The only way to hammer out a definition and clinical guideline is to engage both sides and insist each side bring to the table their knowledge, understanding and evidence, review the evidence from the other side, and work together to improve the dietary recommendations for those diagnosed with type II diabetes.
This is no longer a matter of one side being right and the other wrong. We are in the middle of an alarming epidemic in the United States and can no longer afford to have either side sit on their laurels, basking in the belief they're right, damn the torpedoes.
Evidence-based medicine demands we sit together, review the evidence and use that data to establish truly evidence based guidelines. It demands we take the findings and use them not only because we've taken the time and resources to search for greater understanding, but because the data is what it is and not simply an opinion or belief.
Evidence-based medicine demands we do this even when we do not like or agree with the weight of the evidence available.
At the present, all of the popular, published diets work, yet each has a particular spin to differentiate it from the others. Some are very low-carbohydrate initially and ramp carbohydrate back up to low- to-moderate levels, yet still strictly reduced levels over time; some reduce carbohydrate significantly and maintain that low level of carbohydrate for the long-term ; and some simply reduce carbohydrate to a moderate level and ask those following to maintain that reduced, moderate level over time.
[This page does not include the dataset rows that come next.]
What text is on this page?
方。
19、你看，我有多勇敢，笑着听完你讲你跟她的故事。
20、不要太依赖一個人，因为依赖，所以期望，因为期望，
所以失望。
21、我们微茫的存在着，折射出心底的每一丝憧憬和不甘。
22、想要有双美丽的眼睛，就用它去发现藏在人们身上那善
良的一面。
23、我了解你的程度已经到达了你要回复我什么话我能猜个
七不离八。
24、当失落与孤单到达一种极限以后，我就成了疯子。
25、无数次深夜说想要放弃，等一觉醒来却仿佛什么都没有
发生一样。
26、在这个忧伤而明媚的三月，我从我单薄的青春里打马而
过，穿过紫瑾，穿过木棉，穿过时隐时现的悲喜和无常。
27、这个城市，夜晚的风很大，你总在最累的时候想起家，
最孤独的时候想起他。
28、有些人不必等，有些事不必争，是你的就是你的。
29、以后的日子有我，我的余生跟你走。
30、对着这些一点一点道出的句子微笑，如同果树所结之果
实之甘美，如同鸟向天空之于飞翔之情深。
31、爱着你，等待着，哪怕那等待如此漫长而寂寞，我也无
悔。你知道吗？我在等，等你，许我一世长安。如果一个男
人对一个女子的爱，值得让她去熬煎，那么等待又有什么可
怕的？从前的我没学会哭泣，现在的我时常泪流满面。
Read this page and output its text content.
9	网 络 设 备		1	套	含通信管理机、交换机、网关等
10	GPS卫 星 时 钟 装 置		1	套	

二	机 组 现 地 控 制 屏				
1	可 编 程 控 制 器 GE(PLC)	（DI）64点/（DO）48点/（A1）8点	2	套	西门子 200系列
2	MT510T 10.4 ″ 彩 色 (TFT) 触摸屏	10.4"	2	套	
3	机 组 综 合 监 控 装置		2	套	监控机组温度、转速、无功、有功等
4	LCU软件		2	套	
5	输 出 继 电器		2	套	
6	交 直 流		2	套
Recently a "next generation" of carbohydrate restricted approaches has cropped up - glycemic index and glycemic load; banning the white stuff; consuming whole foods only; or limiting sugar in the diet. While these are not promoted as "low-carb," they're based on the functional understanding of carbohydrate and sugar in the metabolism.
Each of the above popular diet plans is designed mostly for those seeking to lose and maintain their weight. With few exceptions, they're not specifically designed for those actively seeking to control their diabetes. While a number of these plans work well for those with type II diabetes, a person with type II diabetes is often left with too little information to make a decision from based on their current health status.
A clinical guideline, developed from the available data, in an evidence-based approach would enable a physician or healthcare professional to work with their patient to make a good decision about which dietary level of carbohydrate to use as a means of glycemic control.
The longer the established dogma remains and the longer those advancing carbohydrate restriction continue to differentiate and try to gain a some kind of recognition from the establishment by crafting "politically correct" diets, the more consumers will be confused and the less likely they'll be to get it right on their own or with their physician.
The time is now to take the leap from talking the talk of evidence-based medicine, to walking the walk and practicing what we preach - an actual review the data and then following the principle of evidence-based medicine to establish an evidence-based clinical guideline for dietary recommendations for those diagnosed with type II diabetes.
It will be a start, it will enable those diagnosed to decide if such a dietary approach is something they're willing to try, it will open the door to new avenues of research and it will potentially allow us to reverse the trend of increasing incidence of diabetes that, if we do nothing, promises to destroy our future.
The question really is, are the powers that be up to the task of a truly evidence-based approach? If they are, we can look forward to an evidence-based clinical guideline; if not, don't expect much to change anytime soon.